Dossier Capital : les banques à suivre et à éviter

Malgré la crise économique et l’impact de la dette grecque, l’année 2011 s’est avérée très rentable pour les banques qui comptent plusieurs milliards de bénéfices. Ces résultats s’expliquent, majoritairement, par les « bonnes » opérations bancaires, à l’image de celles de la Société Générale, qui représentent près de 60 % du total de leur profit. Pour l’année 2012, les banques devront, en plus, faire face aux ralentissements des demandes de crédits, ce qui risque d’augmenter – encore davantage – les frais de gestion des comptes courants et de réduire les performances des produits d’épargne…

En fonction de votre catégorie socio-professionnelle, le magazine Capital a dressé, les meilleures banques à suivre ainsi que celles à éviter. Pour réaliser son enquête, il a étudié l’offre de 110 établissements pour 7 clients types.

Le cadre supérieur. Avec un coût annuel de compte entre 110 à 125 €, le cadre supérieur a tout intérêt à se tourner vers les banques en ligne, comme Fortuneo, Boursorama et ING Direct. En plus, elles proposent des solutions de placements avantageuses, offrant entre 2 693 et 2 761 € de gains par an. A l’inverse, le cadre supérieur est invité à éviter soigneusement la Caisse d’épargne Languedoc-Roussillon ou Côte d’Azur et la Banque Populaire Lorraine Champagne, qui généreront – à profil égal – moins de profits.

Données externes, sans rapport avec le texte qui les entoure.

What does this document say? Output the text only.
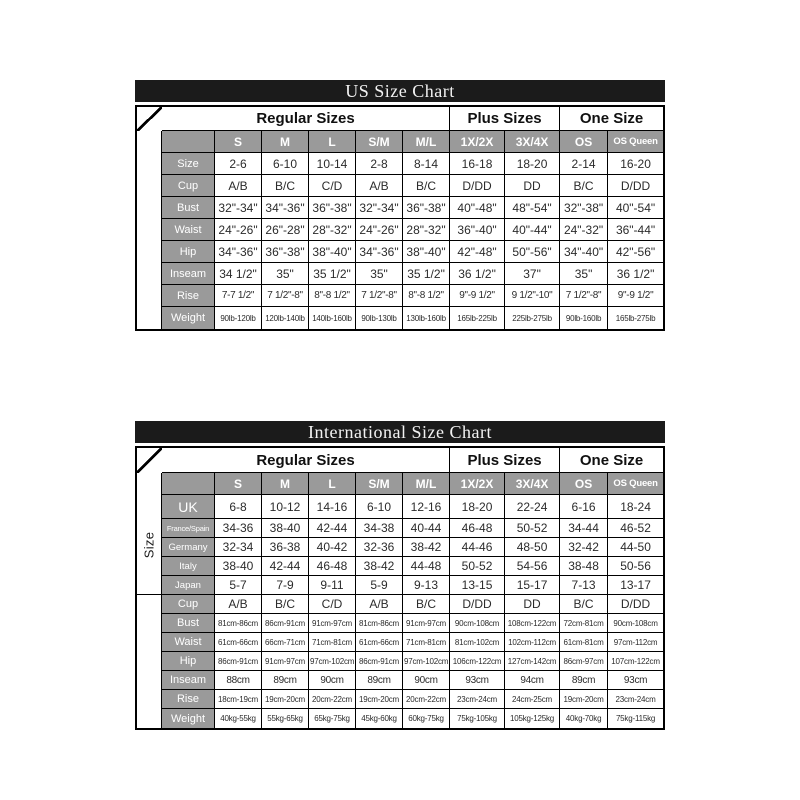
US Size Chart
	Regular Sizes						Plus Sizes		One Size	
		S	M	L	S/M	M/L	1X/2X	3X/4X	OS	OS Queen
	Size	2-6	6-10	10-14	2-8	8-14	16-18	18-20	2-14	16-20
	Cup	A/B	B/C	C/D	A/B	B/C	D/DD	DD	B/C	D/DD
	Bust	32"-34"	34"-36"	36"-38"	32"-34"	36"-38"	40"-48"	48"-54"	32"-38"	40"-54"
	Waist	24"-26"	26"-28"	28"-32"	24"-26"	28"-32"	36"-40"	40"-44"	24"-32"	36"-44"
	Hip	34"-36"	36"-38"	38"-40"	34"-36"	38"-40"	42"-48"	50"-56"	34"-40"	42"-56"
	Inseam	34 1/2"	35"	35 1/2"	35"	35 1/2"	36 1/2"	37"	35"	36 1/2"
	Rise	7-7 1/2"	7 1/2"-8"	8"-8 1/2"	7 1/2"-8"	8"-8 1/2"	9"-9 1/2"	9 1/2"-10"	7 1/2"-8"	9"-9 1/2"
	Weight	90lb-120lb	120lb-140lb	140lb-160lb	90lb-130lb	130lb-160lb	165lb-225lb	225lb-275lb	90lb-160lb	165lb-275lb
International Size Chart
	Regular Sizes						Plus Sizes		One Size	
		S	M	L	S/M	M/L	1X/2X	3X/4X	OS	OS Queen

Size	UK	6-8	10-12	14-16	6-10	12-16	18-20	22-24	6-16	18-24
	France/Spain	34-36	38-40	42-44	34-38	40-44	46-48	50-52	34-44	46-52
	Germany	32-34	36-38	40-42	32-36	38-42	44-46	48-50	32-42	44-50
	Italy	38-40	42-44	46-48	38-42	44-48	50-52	54-56	38-48	50-56
	Japan	5-7	7-9	9-11	5-9	9-13	13-15	15-17	7-13	13-17
	Cup	A/B	B/C	C/D	A/B	B/C	D/DD	DD	B/C	D/DD
	Bust	81cm-86cm	86cm-91cm	91cm-97cm	81cm-86cm	91cm-97cm	90cm-108cm	108cm-122cm	72cm-81cm	90cm-108cm
	Waist	61cm-66cm	66cm-71cm	71cm-81cm	61cm-66cm	71cm-81cm	81cm-102cm	102cm-112cm	61cm-81cm	97cm-112cm
	Hip	86cm-91cm	91cm-97cm	97cm-102cm	86cm-91cm	97cm-102cm	106cm-122cm	127cm-142cm	86cm-97cm	107cm-122cm
	Inseam	88cm	89cm	90cm	89cm	90cm	93cm	94cm	89cm	93cm
	Rise	18cm-19cm	19cm-20cm	20cm-22cm	19cm-20cm	20cm-22cm	23cm-24cm	24cm-25cm	19cm-20cm	23cm-24cm
	Weight	40kg-55kg	55kg-65kg	65kg-75kg	45kg-60kg	60kg-75kg	75kg-105kg	105kg-125kg	40kg-70kg	75kg-115kg
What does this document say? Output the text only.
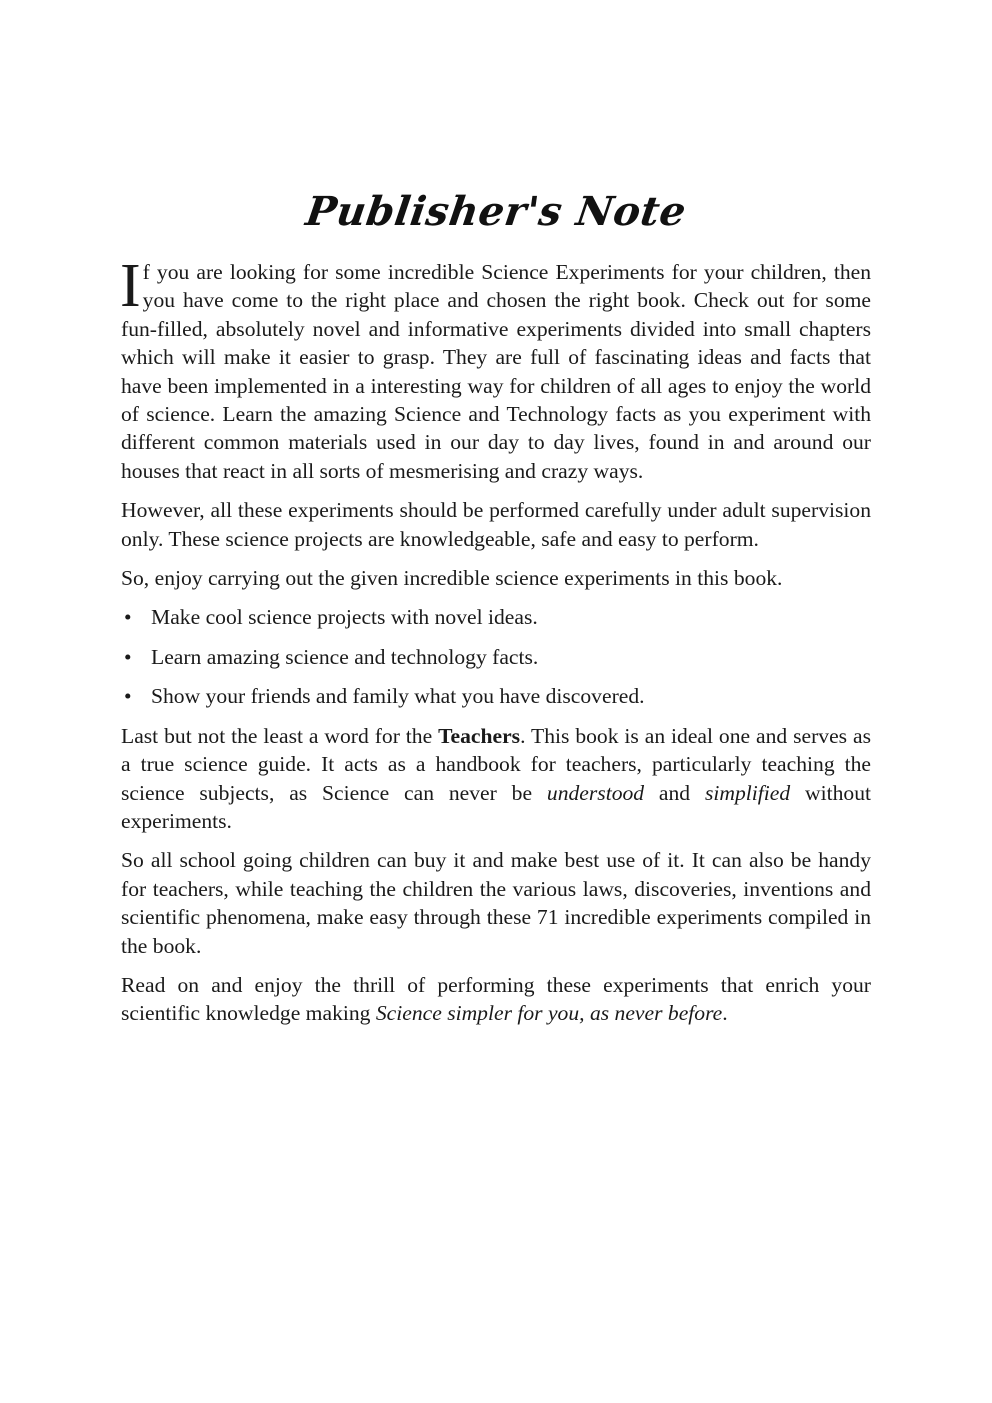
Publisher's Note

If you are looking for some incredible Science Experiments for your children, then you have come to the right place and chosen the right book. Check out for some fun-filled, absolutely novel and informative experiments divided into small chapters which will make it easier to grasp. They are full of fascinating ideas and facts that have been implemented in a interesting way for children of all ages to enjoy the world of science. Learn the amazing Science and Technology facts as you experiment with different common materials used in our day to day lives, found in and around our houses that react in all sorts of mesmerising and crazy ways.

However, all these experiments should be performed carefully under adult supervision only. These science projects are knowledgeable, safe and easy to perform.

So, enjoy carrying out the given incredible science experiments in this book.

• Make cool science projects with novel ideas.
• Learn amazing science and technology facts.
• Show your friends and family what you have discovered.

Last but not the least a word for the Teachers. This book is an ideal one and serves as a true science guide. It acts as a handbook for teachers, particularly teaching the science subjects, as Science can never be understood and simplified without experiments.

So all school going children can buy it and make best use of it. It can also be handy for teachers, while teaching the children the various laws, discoveries, inventions and scientific phenomena, make easy through these 71 incredible experiments compiled in the book.

Read on and enjoy the thrill of performing these experiments that enrich your scientific knowledge making Science simpler for you, as never before.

Le retraité. Adepte du contact relationnel, le retraité choisit souvent des banques, dotées d’agence physiques. Compte-tenu de cette donnée essentielle, il serait préférable, pour lui, de s’orienter vers des organismes mutualistes comme la Macif, le Crédit Coopératif ou BNP Paribas, susceptibles de lui prodiguer les meilleurs investissements, sans occasionner un coût de gestion de ses comptes courants trop important. A contrario, le retraité doit absolument éviter le Crédit Agricole Centre Ouest, Sud Rhône Alpes ou Languedoc.

Le cadre. Fortement plébiscitée par les banques en ligne (Fortuneo, Boursorama ou ING Direct), la catégorie socio-professionnelle « cadre » bénéficiera d’un coût annuel du compte entre 40 et 50 € dans ces établissements pour un gain potentiel, issu de ses placements, entre 1 512 et 1523 €. Par contre, le solde sera moins intéressant auprès de la Banque Populaire Lorraine Champagne ou Massif Central et le Crédit mutuel Océan.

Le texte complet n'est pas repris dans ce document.